Congratulations Mauna Loa, on the island of Hawaii: you are once more the biggest shield volcano on the planet, without even having done anything. New research suggests the previous record holder, Tamu Massif in the northwest Pacific Ocean, should be disqualified on a technicality.

It all comes down to what you count as a single shield volcano - the large, spread-out type formed by low-viscosity lava. Detailed analysis of the magnetic field over the submerged Tamu Massif suggests it's not a shield volcano as was previously thought, but rather part of a mid-ocean ridge: a much bigger geological structure, formed as oceanic plates shift.

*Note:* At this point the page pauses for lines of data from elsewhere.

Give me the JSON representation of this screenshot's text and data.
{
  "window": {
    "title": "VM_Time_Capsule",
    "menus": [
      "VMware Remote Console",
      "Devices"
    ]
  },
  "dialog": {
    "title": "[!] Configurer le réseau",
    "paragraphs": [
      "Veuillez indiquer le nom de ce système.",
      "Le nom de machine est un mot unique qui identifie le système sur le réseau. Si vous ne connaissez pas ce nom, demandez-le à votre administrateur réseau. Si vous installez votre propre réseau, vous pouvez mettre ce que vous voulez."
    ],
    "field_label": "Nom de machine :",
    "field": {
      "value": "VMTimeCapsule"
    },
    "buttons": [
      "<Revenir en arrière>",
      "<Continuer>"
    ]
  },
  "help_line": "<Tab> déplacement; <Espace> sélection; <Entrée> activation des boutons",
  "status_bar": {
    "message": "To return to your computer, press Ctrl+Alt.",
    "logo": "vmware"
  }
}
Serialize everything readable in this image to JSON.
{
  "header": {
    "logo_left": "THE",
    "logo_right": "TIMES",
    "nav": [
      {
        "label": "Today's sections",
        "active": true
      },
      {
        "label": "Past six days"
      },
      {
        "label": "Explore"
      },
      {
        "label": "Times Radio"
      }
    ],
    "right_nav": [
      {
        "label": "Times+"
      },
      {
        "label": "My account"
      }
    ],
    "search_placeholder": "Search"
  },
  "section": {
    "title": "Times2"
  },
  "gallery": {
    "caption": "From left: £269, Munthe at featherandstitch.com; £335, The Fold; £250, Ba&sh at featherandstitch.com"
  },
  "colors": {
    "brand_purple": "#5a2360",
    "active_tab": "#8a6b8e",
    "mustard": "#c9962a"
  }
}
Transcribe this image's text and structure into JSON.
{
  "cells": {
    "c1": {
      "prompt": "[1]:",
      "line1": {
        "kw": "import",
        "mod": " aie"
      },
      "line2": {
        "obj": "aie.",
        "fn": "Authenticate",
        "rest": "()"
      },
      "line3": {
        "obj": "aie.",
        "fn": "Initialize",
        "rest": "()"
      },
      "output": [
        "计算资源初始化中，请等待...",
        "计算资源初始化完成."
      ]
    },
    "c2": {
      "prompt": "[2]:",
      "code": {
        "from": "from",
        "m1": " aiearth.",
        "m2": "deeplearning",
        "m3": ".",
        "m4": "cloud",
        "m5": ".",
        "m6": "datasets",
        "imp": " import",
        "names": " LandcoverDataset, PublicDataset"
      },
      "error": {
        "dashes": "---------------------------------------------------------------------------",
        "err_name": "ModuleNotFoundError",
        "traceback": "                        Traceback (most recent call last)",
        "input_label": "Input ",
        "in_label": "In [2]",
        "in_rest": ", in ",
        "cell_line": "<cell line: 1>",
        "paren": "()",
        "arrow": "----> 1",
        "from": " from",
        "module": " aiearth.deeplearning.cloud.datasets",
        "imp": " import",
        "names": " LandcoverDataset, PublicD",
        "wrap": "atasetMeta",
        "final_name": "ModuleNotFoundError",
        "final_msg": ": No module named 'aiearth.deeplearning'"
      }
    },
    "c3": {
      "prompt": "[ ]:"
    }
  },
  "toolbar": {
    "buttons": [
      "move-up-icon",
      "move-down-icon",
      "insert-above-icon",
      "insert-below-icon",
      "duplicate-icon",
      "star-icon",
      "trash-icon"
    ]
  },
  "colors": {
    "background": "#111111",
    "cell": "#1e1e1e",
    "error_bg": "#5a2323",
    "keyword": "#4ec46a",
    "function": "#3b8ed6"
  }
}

That means Tamu Massif loses the title it's held since 2013, when it was discovered amidst a flurry of scientific excitement, and crowned the largest single volcano in the world – covering roughly the size of New Mexico, or around 310,000 square kilometres (120,000 square miles).

"This is really a large volcanic system, not a single volcano," says geophysicist William Sager from the University of Houston in Texas.

Sager also led the initial study and exploration of Tamu Massif back in 2013, but told Newsweek that he was "nagged" by unanswered questions after the publication of the original paper in Nature Geoscience.

In the new research, Sager and his colleagues found magnetic anomalies deep in the volcano, suggesting Earth's magnetic field flipped at least once during its formation. As these flips happen over thousands or millions of years, the implication is that Tamu Massif was not formed from a single eruption… and is therefore not a regular shield volcano.

That would help explain how Tamu Massif formed at the meeting point of three spreading mid-ocean ridges, and matches up with the magnetic anomalies at the plate boundaries.

And the team of scientists did their due diligence. They analysed some 4.6 million magnetic field readings taken by various ships over the past 54 years. That data was linked to more magnetic readings linked to GPS locations taken by the research vessel Falkor to build up a magnetic map.

If geological features had feelings, the Tamu Massif could still content itself with the knowledge that it's part of the largest volcanic system in the world; it's just not the biggest single shield volcano.

"The largest volcano in the world is really the mid-ocean ridge system, which stretches about 65,000 kilometres [40,000 miles] around the world, like stitches on a baseball," says Sager.

Besides reclassifying Tamu Massif, the research has other important implications in regards to how oceanic plateaus are formed. It was understood that plateaus this big could not be produced by seafloor spreading, where volcanic activity creates oceanic crust by pushing it out from a central eruption.

Tamu Massif offers up evidence to the contrary, and hints that oceanic plateau formations are not as similar to continental flood basalts – the results of volcanic eruptions on land – as previously thought.

As for disproving his own original hypothesis that Tamu Massif was the world's biggest shield volcano, Sager has a great message to share.

"Science is a process and is always changing," says Sager. "There were aspects of that explanation that bugged me, so I proposed a new cruise and went back to collect the new magnetic data set that led to this new result."

"In science, we always have to question what we think we know and to check and double check our assumptions.

"In the end, it is about getting as close to the truth as possible – no matter where that leads."

The research has been published in Nature Geoscience.